Na manhã desta terça-feira (20), a Polícia Civil do Rio Grande do Sul deflagrou a Operação Bunkers, uma ação simultânea contra duas organizações criminosas que utilizavam condomínios populares em Canoas como bases fortificadas para crimes como tráfico de drogas, homicídios, extorsão e cárcere privado.
Com mandados cumpridos em duas frentes — a 3ª e a 1ª Delegacias de Polícia (DP) de Canoas —, a operação expôs a complexidade de esquemas que mantinham moradores reféns do medo e de estruturas paralelas de poder.
Condomínios como “flak towers” do crime
Inspirados nas torres de defesa antiaérea alemãs da Segunda Guerra, os chamados “bunkers” em Canoas serviam como redutos quase impenetráveis.
Dois condomínios, em lados opostos da cidade, eram controlados por facções rivais: uma aliada a grupos do Vale do Rio dos Sinos (Novo Hamburgo e São Leopoldo) e outra com ramificações em Porto Alegre.
Ambos replicavam um modelo de domínio territorial que incluía controle de serviços internos, extorsão e até empresas de fachada para lavagem de dinheiro.

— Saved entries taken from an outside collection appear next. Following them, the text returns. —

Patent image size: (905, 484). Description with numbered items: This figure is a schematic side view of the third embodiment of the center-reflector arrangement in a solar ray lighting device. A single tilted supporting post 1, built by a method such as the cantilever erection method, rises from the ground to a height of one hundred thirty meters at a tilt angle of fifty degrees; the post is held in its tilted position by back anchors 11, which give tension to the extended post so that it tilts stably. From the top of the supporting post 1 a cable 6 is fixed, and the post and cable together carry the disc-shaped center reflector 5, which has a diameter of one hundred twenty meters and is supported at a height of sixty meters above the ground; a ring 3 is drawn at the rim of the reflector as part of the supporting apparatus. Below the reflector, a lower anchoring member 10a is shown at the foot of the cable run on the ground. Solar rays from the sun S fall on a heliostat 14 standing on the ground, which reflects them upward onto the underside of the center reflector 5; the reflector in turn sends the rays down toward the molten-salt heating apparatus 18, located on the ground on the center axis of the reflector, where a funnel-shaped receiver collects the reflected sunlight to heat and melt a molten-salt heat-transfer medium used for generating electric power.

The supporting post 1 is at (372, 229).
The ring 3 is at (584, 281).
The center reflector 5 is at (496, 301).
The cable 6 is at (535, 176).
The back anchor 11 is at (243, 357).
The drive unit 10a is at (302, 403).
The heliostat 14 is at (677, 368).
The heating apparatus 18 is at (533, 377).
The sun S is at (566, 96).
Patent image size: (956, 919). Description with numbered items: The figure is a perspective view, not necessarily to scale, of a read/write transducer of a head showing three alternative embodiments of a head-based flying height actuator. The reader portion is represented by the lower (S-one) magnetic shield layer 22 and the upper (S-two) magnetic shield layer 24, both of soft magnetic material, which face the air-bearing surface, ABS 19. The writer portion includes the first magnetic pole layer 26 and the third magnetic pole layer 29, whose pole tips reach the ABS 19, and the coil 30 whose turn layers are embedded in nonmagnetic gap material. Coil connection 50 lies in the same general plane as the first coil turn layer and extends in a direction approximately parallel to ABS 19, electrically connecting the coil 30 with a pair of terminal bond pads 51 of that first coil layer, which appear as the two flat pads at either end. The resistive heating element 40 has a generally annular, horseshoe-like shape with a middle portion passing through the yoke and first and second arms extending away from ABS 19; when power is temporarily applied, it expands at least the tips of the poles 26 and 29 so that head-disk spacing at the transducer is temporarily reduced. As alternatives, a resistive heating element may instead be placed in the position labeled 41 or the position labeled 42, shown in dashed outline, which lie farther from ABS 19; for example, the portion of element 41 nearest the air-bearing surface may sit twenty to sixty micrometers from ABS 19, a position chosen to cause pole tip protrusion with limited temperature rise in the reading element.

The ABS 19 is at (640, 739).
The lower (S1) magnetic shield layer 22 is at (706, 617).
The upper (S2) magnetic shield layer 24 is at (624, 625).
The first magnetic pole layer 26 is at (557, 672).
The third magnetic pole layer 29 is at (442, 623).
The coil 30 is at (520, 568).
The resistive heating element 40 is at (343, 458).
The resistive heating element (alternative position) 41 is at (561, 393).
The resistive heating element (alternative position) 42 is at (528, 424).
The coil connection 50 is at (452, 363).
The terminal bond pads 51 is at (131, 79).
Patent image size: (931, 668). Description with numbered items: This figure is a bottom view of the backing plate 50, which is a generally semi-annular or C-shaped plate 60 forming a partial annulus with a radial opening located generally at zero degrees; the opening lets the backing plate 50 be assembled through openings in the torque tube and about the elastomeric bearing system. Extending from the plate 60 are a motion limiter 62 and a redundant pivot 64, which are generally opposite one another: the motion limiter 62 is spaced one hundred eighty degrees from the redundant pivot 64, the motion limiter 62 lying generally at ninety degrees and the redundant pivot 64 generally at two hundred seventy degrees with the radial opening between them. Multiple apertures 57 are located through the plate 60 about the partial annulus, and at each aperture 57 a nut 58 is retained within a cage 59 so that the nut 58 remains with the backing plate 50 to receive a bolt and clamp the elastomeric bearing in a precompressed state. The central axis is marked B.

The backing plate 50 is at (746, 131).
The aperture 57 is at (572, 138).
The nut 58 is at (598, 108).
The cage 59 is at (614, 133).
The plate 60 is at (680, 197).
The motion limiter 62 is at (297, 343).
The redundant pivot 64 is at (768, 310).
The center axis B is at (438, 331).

Bunker I: o império do tráfico e da lavagem
Coordenada pela delegada Luciane Bertoletti, da 3ª DP, a primeira fase da operação mirou um condomínio com mais de 4.800 residentes. Foram cumpridos 57 mandados (preventivas, buscas e bloqueio de contas), desarticulando uma rede que atuava há mais de um ano.
: Controle total: Os criminosos comandavam não apenas o tráfico intramuros, mas também empresas de limpeza, vigilância e uma imobiliária suspeita. Líderes presos continuavam a operar de dentro do sistema prisional.
: Lavagem sofisticada: Fragmentação de transferências, contas em múltiplos bancos e transações acima da capacidade financeira dos investigados mascaravam o dinheiro do tráfico. “Eles usavam contas de ‘laranjas’ sem profissão conhecida”, explicou Bertoletti.
: Hierarquia rigorosa: Membros tinham funções específicas, de logística a embalagem de drogas, comunicando-se via aplicativos criptografados.

Bunker II: cárcere, retaliação e guerra ao estado
Já a 1ª DP, sob o comando do delegado Marco Guns, investigou um caso chocante de cárcere privado em outro condomínio. Em dezembro de 2024, uma mulher e seus dois filhos (um deles autista) foram sequestrados por cinco homens armados, a mando de líderes faccionais presos. O motivo: vingança contra um ex-aliado que mudou de facção.
: Terror doméstico: A vítima relatou que os criminosos invadiram seu apartamento, trancaram as crianças e monitoraram o cativeiro por videoconferência. Apenas após cinco dias, conseguiu negociar a liberdade alegando mudança de estado.
: Ataque à polícia: Dias depois, o mesmo condomínio foi palco de um confronto entre PMs e moradores, que rechaçaram as viaturas com tiros e fogos de artifício. Onze carros foram incendiados em retaliação.
: Domínio paralelo: “O local é uma mina de ouro para o tráfico. Os moradores pagam taxas arbitrárias e veem armas e drogas circularem livremente”, disse Guns.

Prisões e bloqueio financeiro
Ao todo, sete presos foram capturados na operação, além do bloqueio de recursos financeiros e apreensão de provas. O diretor da 2ª Delegacia Regional, Cristiano Reschke, destacou o padrão das facções: líderes presos ditavam ordens de dentro das penitenciárias, enquanto empresas de fachada lavavam milhões.
Um dos alvos investigados vivia em uma casa fortificada: muros altos com concertina, câmeras, cães pitbull e paredes reforçadas com chapas de aço. “Isso mostra o nível de preparo para desafiar o Estado”, acrescentou Reschke.
A operação revelou um cenário de medo e silêncio: moradores eram coagidos a não denunciar, seja por ameaças ou por benefícios ilícitos. Para as autoridades, porém, o desmantelamento é só o início. “Queremos devolver a normalidade a essas comunidades”, afirmou Bertoletti.